En 1209, les frères qui se rassemblent autour de François sont 12. En 1217, ils sont… 5 000. Pour éviter des conflits de personnes et tenir compte des exigences canoniques de l’Église, François se résout à leur donner une règle de vie promulguée en 1221, lors de la Pentecôte. Mais cette règle, « texte admirable, spirituel » selon frère Mathieu, aujourd’hui appelée Regula prima, ne peut être approuvée par Rome car elle n’est pas assez juridique. En 1223, François se retire donc à Fonte Colombo, sur le conseil du cardinal Hugolin, protecteur de l’ordre et futur pape Grégoire IX, pour reprendre la rédaction.
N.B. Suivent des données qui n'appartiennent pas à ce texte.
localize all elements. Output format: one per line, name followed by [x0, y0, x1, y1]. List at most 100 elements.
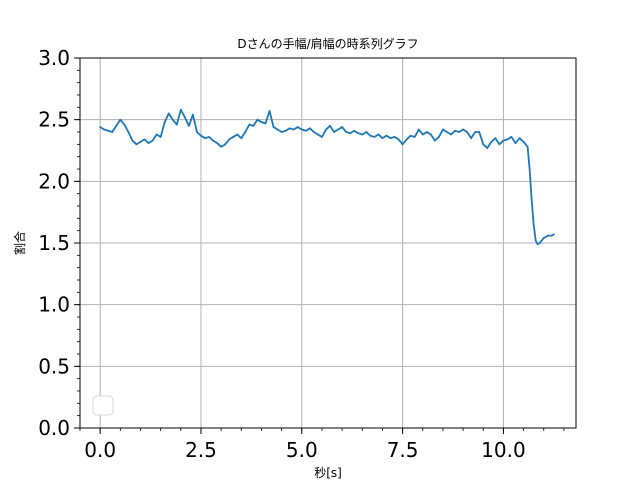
data-point: [256, 118, 259, 121]
data-point: [361, 133, 364, 136]
y-tick-label: 2.5: [38, 108, 70, 132]
data-point: [498, 143, 501, 146]
data-point: [308, 127, 311, 130]
chart-title: Dさんの手幅/肩幅の時系列グラフ: [237, 36, 418, 51]
data-point: [466, 131, 469, 133]
data-point: [244, 131, 247, 133]
data-point: [321, 136, 323, 138]
data-point: [532, 223, 535, 226]
data-point: [135, 143, 138, 146]
data-point: [276, 128, 279, 131]
data-point: [502, 139, 505, 142]
data-point: [341, 126, 344, 128]
series-points: [99, 108, 555, 246]
data-point: [528, 168, 531, 170]
data-point: [196, 131, 198, 133]
data-point: [474, 131, 477, 133]
x-axis-ticks: 0.0 2.5 5.0 7.5 10.0: [79, 428, 565, 462]
data-point: [171, 118, 174, 121]
data-point: [155, 133, 158, 136]
data-point: [183, 116, 186, 119]
data-point: [127, 131, 130, 133]
data-point: [99, 126, 102, 128]
gridlines: [80, 57, 576, 429]
data-point: [115, 124, 118, 127]
data-point: [365, 131, 368, 133]
data-point: [240, 137, 243, 140]
y-tick-label: 0.0: [38, 416, 70, 440]
y-tick-label: 2.0: [38, 169, 70, 193]
data-point: [353, 129, 356, 132]
legend-box: [92, 395, 114, 416]
data-point: [119, 118, 122, 121]
data-point: [534, 239, 537, 242]
plot-area: 0.0 2.5 5.0 7.5 10.0 0.0 0.5 1.0 1.5 2.0 2.5 3.0: [38, 46, 577, 462]
data-point: [536, 243, 539, 246]
data-point: [123, 123, 126, 126]
data-point: [530, 198, 533, 201]
data-point: [417, 128, 420, 131]
data-point: [345, 131, 348, 133]
data-point: [552, 233, 555, 236]
data-point: [111, 131, 114, 133]
data-point: [248, 123, 251, 126]
data-point: [425, 131, 428, 133]
data-point: [514, 142, 517, 145]
x-tick-label: 7.5: [387, 438, 419, 462]
data-point: [494, 137, 497, 140]
data-point: [103, 128, 106, 131]
data-point: [252, 124, 255, 127]
data-point: [224, 143, 227, 146]
data-point: [478, 131, 481, 133]
y-axis-ticks: 0.0 0.5 1.0 1.5 2.0 2.5 3.0: [38, 46, 80, 440]
y-tick-label: 0.5: [38, 354, 70, 378]
data-point: [337, 128, 339, 131]
data-point: [357, 132, 360, 135]
data-point: [236, 133, 239, 136]
data-point: [413, 136, 416, 138]
data-point: [232, 136, 235, 138]
data-point: [296, 126, 299, 128]
y-axis-label: 割合: [12, 231, 27, 255]
data-point: [304, 129, 307, 132]
data-point: [385, 134, 388, 137]
data-point: [268, 110, 271, 112]
data-point: [442, 128, 444, 131]
data-point: [179, 108, 182, 111]
data-point: [139, 140, 142, 143]
data-point: [325, 128, 327, 131]
y-tick-label: 1.5: [38, 231, 70, 255]
data-point: [349, 132, 352, 135]
data-point: [450, 133, 452, 136]
data-point: [159, 136, 162, 138]
data-point: [220, 145, 223, 148]
data-point: [542, 237, 545, 239]
data-point: [522, 140, 525, 143]
data-point: [216, 142, 219, 145]
data-point: [433, 139, 436, 142]
data-point: [288, 127, 291, 130]
data-point: [393, 136, 396, 138]
data-point: [470, 137, 473, 140]
data-point: [377, 133, 380, 136]
data-point: [397, 138, 400, 141]
data-point: [284, 129, 287, 132]
data-point: [462, 128, 464, 131]
data-point: [260, 121, 263, 124]
data-point: [272, 126, 275, 128]
data-point: [409, 134, 412, 137]
data-point: [381, 137, 384, 140]
data-point: [437, 136, 440, 138]
data-point: [518, 137, 521, 140]
data-point: [482, 143, 485, 146]
data-point: [175, 123, 178, 126]
data-point: [312, 131, 315, 133]
x-axis-label: 秒[s]: [314, 466, 342, 480]
data-point: [389, 137, 392, 140]
series-line: [99, 108, 555, 246]
data-point: [538, 242, 541, 244]
data-point: [401, 143, 404, 146]
data-point: [454, 129, 456, 132]
legend: [92, 395, 114, 416]
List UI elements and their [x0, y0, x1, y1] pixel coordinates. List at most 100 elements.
La règle est approuvée par la bulle Solet annuere du pape Honorius III (1216-1227). Elle est en conséquence nommée Regula bullata. Ce texte du Moyen Âge est toujours en vigueur, après avoir connu plusieurs actualisations.
Règle juridique, « elle reste cependant très évangélique », selon frère Mathieu : « La nouveauté est son insistance sur la fraternité et la pauvreté afin de rencontrer quiconque comme un frère, quelles que soient ses origines sociales, sa religion, etc. » Ce qui se traduit par un rapport à l’argent radical. De fait, dans le quatrième chapitre intitulé « Que les frères ne reçoivent point d’argent », François défend « rigoureusement à tous les frères de recevoir, en quelque manière que ce soit, des deniers ou de l’argent, soit par eux-mêmes, soit par personne interposée » : « Cependant pour ce qui concerne les besoins impérieux des malades et les vêtements des autres frères, que les ministres seulement et les custodes en prennent grand soin, (…) ceci toujours excepté, comme il a été dit, qu’ils ne reçoivent ni deniers ni argent. »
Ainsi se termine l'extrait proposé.